Graft survival rates were highest with B+/C-: 85.3% 1-year survival and 63.0% 10-year survival. Graft survival with B+/C+ was superior to survival with B-/C+: 83.5% 1-year survival and 53.6% 10-year survival vs. B-/C+: 82.9% 1-year survival and 46.1% 10-year survival. Survival with B-/C-: 83.6% 1-year survival and 56.6% 10-year survival was superior to survival with B+/C+ (shown above).

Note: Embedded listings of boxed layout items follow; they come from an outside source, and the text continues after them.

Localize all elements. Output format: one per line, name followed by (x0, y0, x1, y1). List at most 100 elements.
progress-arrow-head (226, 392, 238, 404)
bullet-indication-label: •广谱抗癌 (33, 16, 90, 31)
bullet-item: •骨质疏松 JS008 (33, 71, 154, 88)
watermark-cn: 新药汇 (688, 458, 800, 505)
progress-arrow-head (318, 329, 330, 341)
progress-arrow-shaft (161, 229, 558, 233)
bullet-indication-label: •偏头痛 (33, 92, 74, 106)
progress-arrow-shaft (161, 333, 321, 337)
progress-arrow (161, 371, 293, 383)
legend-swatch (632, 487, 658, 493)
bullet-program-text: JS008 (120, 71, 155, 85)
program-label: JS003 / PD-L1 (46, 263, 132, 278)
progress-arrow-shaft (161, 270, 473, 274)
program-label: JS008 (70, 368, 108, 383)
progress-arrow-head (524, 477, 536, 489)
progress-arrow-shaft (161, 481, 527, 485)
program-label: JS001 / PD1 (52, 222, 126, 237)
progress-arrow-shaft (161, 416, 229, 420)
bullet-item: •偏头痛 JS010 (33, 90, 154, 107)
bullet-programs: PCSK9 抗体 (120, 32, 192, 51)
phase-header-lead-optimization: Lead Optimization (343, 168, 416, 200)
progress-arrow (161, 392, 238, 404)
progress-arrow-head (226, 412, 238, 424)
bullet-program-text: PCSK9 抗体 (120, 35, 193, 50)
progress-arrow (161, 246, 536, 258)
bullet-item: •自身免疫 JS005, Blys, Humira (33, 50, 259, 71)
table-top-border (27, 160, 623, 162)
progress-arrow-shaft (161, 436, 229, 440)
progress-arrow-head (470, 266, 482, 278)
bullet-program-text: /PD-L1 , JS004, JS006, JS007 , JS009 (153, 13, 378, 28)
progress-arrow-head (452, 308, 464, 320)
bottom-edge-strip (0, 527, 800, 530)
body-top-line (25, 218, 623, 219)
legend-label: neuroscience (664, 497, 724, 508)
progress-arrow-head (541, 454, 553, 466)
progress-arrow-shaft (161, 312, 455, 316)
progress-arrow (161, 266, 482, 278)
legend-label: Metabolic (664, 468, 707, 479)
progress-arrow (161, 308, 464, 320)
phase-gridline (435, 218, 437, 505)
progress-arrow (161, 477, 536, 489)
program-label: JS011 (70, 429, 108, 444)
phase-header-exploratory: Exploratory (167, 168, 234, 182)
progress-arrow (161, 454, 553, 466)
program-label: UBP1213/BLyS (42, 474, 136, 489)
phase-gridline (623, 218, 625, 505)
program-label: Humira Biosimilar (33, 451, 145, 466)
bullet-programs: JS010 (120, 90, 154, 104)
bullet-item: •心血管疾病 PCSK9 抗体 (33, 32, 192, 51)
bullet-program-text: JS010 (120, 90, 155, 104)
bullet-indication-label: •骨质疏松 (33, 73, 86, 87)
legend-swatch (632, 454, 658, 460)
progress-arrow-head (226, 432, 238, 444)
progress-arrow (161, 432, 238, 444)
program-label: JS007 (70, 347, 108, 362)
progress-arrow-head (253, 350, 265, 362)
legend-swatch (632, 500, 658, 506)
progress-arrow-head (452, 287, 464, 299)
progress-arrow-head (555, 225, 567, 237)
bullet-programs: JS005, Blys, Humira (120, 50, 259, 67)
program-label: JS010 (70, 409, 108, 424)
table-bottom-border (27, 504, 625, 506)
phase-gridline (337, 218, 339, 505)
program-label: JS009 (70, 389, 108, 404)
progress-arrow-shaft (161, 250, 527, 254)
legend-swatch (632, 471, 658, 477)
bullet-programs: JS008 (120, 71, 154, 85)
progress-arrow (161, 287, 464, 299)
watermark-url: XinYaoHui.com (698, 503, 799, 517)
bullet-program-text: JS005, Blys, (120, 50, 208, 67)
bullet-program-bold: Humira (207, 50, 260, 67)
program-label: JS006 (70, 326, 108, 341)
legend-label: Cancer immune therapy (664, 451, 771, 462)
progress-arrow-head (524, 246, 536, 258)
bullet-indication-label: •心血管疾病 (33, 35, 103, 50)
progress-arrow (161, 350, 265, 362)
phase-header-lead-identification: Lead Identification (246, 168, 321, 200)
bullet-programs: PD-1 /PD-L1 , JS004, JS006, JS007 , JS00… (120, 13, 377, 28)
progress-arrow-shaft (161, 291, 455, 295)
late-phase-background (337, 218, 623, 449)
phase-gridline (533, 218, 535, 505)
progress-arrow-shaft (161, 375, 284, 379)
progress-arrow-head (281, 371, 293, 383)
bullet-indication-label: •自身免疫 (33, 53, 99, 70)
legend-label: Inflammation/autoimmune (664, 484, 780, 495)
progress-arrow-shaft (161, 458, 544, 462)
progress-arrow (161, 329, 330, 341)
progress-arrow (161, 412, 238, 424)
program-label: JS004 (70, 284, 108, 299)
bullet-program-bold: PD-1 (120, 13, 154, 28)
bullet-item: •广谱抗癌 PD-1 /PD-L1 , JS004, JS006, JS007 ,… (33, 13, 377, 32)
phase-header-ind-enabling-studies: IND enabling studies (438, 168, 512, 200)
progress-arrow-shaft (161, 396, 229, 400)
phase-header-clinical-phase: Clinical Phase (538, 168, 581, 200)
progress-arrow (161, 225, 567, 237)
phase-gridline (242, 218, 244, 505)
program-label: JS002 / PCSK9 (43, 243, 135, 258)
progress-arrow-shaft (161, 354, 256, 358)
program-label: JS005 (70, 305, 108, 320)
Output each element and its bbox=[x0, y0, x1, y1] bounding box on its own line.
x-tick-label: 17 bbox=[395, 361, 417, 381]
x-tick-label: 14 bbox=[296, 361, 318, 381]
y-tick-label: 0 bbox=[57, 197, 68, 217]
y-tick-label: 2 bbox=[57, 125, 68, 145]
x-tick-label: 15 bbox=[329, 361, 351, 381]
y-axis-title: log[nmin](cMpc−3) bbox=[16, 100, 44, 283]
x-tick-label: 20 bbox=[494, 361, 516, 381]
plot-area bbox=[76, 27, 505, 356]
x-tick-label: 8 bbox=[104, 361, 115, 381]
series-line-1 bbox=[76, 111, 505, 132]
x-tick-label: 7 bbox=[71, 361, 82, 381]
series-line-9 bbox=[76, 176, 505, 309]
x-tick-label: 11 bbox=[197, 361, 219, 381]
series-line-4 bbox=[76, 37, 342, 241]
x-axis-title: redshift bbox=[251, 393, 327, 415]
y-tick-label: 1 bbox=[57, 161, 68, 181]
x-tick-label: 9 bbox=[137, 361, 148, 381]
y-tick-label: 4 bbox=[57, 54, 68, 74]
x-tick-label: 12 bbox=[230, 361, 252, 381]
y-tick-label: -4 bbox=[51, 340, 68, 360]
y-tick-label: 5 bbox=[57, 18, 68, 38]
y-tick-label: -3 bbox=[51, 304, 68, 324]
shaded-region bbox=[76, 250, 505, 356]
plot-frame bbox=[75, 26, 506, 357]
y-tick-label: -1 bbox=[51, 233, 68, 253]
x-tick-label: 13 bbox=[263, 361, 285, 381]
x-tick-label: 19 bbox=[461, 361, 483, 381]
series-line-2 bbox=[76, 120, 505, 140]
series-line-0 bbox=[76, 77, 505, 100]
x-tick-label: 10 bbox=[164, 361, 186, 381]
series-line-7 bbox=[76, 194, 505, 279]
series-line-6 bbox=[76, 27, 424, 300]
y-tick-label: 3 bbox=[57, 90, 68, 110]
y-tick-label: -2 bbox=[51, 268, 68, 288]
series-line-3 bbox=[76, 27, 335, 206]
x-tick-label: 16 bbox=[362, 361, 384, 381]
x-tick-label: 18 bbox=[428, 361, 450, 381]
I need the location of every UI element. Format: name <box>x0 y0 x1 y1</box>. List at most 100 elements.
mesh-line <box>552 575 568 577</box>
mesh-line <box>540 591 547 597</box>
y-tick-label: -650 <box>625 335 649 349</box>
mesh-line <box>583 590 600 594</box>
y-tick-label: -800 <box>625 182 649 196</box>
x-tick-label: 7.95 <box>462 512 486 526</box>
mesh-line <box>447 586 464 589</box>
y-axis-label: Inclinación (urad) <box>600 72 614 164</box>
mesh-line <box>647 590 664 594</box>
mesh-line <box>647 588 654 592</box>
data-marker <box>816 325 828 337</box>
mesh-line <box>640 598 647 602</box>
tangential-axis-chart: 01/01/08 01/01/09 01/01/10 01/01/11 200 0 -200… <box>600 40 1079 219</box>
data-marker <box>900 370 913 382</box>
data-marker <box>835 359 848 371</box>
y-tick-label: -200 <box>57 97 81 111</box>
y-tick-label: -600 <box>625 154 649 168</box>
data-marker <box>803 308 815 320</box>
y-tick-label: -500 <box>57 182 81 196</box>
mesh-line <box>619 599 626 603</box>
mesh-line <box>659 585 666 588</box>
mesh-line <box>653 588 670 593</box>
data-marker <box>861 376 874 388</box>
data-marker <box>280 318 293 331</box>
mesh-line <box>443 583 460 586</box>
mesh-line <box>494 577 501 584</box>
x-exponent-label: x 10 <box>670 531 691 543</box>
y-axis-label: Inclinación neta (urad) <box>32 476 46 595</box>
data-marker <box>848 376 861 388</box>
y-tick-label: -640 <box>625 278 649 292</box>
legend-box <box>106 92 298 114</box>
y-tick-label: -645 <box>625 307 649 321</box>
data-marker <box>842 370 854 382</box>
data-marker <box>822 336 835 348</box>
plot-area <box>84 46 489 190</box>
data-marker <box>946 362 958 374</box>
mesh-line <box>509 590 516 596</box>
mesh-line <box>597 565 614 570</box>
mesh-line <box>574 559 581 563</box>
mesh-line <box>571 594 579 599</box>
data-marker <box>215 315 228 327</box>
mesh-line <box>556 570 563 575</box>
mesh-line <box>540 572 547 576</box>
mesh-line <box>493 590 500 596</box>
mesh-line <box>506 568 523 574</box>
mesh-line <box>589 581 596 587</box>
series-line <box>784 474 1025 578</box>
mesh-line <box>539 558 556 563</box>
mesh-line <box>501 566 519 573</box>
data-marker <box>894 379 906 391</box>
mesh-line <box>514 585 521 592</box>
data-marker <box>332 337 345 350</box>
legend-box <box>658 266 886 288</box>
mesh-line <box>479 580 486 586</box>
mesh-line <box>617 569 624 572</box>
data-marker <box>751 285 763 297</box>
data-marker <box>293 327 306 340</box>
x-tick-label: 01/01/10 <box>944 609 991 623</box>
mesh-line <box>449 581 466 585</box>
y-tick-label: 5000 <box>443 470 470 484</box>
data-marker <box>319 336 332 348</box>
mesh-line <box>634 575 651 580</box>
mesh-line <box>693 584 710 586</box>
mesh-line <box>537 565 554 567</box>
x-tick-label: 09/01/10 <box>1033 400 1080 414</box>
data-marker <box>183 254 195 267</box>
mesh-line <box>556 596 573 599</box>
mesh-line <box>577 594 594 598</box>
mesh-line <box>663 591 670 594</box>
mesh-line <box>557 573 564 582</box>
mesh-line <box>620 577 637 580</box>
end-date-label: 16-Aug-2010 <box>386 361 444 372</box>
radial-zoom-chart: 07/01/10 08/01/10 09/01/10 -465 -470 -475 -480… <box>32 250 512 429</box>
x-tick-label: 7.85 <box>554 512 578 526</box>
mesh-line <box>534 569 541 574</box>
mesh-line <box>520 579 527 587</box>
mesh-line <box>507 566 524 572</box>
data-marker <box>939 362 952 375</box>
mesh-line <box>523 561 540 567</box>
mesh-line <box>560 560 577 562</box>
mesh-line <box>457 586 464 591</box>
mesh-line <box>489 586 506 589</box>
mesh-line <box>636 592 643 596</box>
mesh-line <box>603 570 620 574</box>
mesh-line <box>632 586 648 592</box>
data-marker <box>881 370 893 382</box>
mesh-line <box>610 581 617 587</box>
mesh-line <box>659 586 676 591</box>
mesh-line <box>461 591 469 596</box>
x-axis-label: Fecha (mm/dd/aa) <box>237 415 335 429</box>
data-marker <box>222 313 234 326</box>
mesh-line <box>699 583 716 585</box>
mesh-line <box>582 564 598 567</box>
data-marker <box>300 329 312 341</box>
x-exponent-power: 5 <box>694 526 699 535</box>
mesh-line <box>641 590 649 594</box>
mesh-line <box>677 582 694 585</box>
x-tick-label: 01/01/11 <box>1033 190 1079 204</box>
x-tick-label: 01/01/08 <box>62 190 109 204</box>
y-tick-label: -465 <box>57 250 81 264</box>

After adjustment for confounders, and with the coinfected as reference, B-/C+ recipients had a higher risk of graft loss (hazard ratio, 1.35; 95% CI, 1.10-1.66); the other two groups had a lower risk.

CONCLUSIONS

Our results suggested-despite reports to the contrary-statistically better graft outcomes with HBV/HCV coinfection than with HCV mono-infection.

摘要

背景

乙肝病毒(HBV)和丙型肝炎病毒(HCV)的合并感染已被报道会增加肝移植受者发生移植物失败的风险。但其他研究对这一发现提出了质疑。本研究的目的是确定在调整其他重要预测因素后,HBV/HCV 合并感染是否与 HBV 或 HCV 单感染相比,导致更差的肝移植移植物存活率。

方法

一项回顾性队列研究分析了 1995 年 1 月 1 日至 2009 年 8 月 31 日期间,在成人中进行的 48654 例尸源供肝单独移植的器官获取和移植网络/联合网络器官共享数据,这些数据包括受者和供者的 HBV/HCV 状态。受者被分为四组:HBV/HCV 合并感染[B+/C+];HBV 单感染[B+/C-];HCV 单感染[B-/C+];以及未感染肝炎[B-/C-]。Kaplan-Meier 法计算肝移植移植物存活率,Cox 比例风险模型估计病毒感染的影响,并调整潜在混杂因素。

结果

B+/C-组的移植物存活率最高:1 年存活率为 85.3%,10 年存活率为 63.0%。与 B-/C+相比,B+/C+的移植物存活率优于 B-/C-:1 年存活率为 83.5%,10 年存活率为 53.6%;1 年存活率为 82.9%,10 年存活率为 46.1%。B-/C-组:1 年存活率为 83.6%,10 年存活率为 56.6%,优于 B+/C+(如上所述)。在调整混杂因素后,以合并感染为参照,B-/C+受者发生移植物丢失的风险更高(危险比,1.35;95%可信区间,1.10-1.66);其他两组的风险较低。

结论

尽管有相反的报告,但我们的研究结果表明,与 HCV 单感染相比,HBV/HCV 合并感染具有统计学上更好的移植物结局。